As these sanctions re-tighten, the UK and wider European markets face renewed supply uncertainties. Russia's oil revenues surged during the waiver period, reportedly increasing by nearly $19 billion in March, nearly doubling February's income, according to the International Energy Agency. The halt of the waiver may tighten supply chains, potentially sustaining elevated energy prices that affect consumer costs and industrial production across Europe.

"The expiration of the US sanctions waiver is a critical moment for London markets and British consumers, as energy prices remain sensitive to geopolitical shifts," said an energy market analyst.
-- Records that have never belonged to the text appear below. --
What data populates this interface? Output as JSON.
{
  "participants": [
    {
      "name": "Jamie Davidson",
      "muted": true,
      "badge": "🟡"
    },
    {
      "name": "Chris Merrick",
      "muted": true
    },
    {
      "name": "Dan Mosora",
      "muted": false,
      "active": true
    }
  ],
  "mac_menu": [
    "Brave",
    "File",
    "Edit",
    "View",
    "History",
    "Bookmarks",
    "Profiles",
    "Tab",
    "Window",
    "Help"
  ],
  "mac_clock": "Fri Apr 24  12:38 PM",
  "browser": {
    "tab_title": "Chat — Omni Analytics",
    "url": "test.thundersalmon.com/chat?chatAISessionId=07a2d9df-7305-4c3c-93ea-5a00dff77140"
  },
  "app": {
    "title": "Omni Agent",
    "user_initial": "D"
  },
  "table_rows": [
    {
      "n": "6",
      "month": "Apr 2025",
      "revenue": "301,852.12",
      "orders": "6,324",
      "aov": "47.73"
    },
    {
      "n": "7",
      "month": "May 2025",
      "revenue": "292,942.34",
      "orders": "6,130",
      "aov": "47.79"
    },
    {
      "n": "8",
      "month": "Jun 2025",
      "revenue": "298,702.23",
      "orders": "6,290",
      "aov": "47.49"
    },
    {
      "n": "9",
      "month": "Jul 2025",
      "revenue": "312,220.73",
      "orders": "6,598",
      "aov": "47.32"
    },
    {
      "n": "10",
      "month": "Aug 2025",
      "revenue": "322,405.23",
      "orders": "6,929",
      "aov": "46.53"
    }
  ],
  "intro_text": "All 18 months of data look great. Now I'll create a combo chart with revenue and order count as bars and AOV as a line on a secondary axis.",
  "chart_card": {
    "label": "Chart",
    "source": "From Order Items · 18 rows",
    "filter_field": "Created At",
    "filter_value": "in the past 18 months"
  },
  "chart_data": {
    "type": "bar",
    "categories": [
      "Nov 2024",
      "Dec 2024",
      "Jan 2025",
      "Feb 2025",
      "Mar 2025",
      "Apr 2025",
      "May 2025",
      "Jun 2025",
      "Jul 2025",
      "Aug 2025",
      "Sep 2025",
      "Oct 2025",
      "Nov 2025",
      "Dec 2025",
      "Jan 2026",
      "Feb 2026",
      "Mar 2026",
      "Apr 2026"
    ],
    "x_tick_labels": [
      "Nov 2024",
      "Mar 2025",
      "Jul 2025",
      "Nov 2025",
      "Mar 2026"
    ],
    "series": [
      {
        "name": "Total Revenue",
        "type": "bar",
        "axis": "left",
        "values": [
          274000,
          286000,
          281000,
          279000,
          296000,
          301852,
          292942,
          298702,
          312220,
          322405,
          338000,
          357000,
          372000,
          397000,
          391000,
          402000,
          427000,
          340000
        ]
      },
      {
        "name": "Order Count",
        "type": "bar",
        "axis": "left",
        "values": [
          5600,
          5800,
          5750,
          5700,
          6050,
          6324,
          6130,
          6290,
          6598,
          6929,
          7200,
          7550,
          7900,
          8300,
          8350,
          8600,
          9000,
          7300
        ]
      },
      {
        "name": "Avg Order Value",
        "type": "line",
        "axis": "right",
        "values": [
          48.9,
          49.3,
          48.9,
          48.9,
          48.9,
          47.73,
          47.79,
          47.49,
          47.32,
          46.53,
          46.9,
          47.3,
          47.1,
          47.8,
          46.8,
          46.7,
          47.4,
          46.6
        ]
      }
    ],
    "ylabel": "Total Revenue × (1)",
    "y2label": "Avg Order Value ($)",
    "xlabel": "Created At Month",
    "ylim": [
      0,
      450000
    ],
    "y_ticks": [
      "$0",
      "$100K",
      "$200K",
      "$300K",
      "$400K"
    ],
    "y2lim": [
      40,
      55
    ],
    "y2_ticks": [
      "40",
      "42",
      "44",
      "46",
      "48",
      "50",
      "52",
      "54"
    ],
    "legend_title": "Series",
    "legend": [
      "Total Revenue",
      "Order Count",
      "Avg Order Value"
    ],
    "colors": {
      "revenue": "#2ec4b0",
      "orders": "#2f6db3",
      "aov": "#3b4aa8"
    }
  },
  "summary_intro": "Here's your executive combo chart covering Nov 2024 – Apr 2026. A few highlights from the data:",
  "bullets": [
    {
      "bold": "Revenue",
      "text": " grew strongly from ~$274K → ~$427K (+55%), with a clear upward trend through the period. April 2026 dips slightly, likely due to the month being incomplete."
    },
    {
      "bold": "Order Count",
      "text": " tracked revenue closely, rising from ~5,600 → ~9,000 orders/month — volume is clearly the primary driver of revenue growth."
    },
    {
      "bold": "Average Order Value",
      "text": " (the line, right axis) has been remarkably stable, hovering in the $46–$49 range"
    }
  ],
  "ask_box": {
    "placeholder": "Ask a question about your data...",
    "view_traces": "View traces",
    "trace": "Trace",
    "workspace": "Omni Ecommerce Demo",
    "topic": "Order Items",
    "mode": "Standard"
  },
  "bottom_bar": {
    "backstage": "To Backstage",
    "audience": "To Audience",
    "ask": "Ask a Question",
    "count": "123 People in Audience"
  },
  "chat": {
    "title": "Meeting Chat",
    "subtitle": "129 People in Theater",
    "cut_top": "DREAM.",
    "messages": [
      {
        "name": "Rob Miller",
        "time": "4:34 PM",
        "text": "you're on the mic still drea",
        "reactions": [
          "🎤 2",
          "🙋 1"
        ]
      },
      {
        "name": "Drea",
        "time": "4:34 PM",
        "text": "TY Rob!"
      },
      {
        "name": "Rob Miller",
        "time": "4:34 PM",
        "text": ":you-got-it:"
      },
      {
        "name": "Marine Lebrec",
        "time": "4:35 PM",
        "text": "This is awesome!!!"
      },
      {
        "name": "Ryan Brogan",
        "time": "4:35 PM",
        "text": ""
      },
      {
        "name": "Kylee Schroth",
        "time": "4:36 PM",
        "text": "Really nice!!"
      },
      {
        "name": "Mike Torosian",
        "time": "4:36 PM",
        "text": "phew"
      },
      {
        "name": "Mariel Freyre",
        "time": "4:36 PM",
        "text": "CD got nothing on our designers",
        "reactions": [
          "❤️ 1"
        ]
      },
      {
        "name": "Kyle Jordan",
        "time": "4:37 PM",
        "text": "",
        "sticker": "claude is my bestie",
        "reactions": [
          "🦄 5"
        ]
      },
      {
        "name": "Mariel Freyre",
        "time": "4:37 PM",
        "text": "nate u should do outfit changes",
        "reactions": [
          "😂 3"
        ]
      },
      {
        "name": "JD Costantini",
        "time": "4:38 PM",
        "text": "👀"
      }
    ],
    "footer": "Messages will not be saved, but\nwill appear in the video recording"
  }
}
For sterling, the renewed sanction regime could mean increased volatility as traders price in the implications for UK energy imports and inflationary pressures. London's financial sector, with its significant commodity trading operations, is closely monitoring the evolving landscape, balancing risks related to Russian oil flows and European energy security.

Overall, this development underscores the interconnectedness of US foreign policy and European energy stability, highlighting the importance for British and EU stakeholders to adapt strategically to ongoing geopolitical and market fluctuations.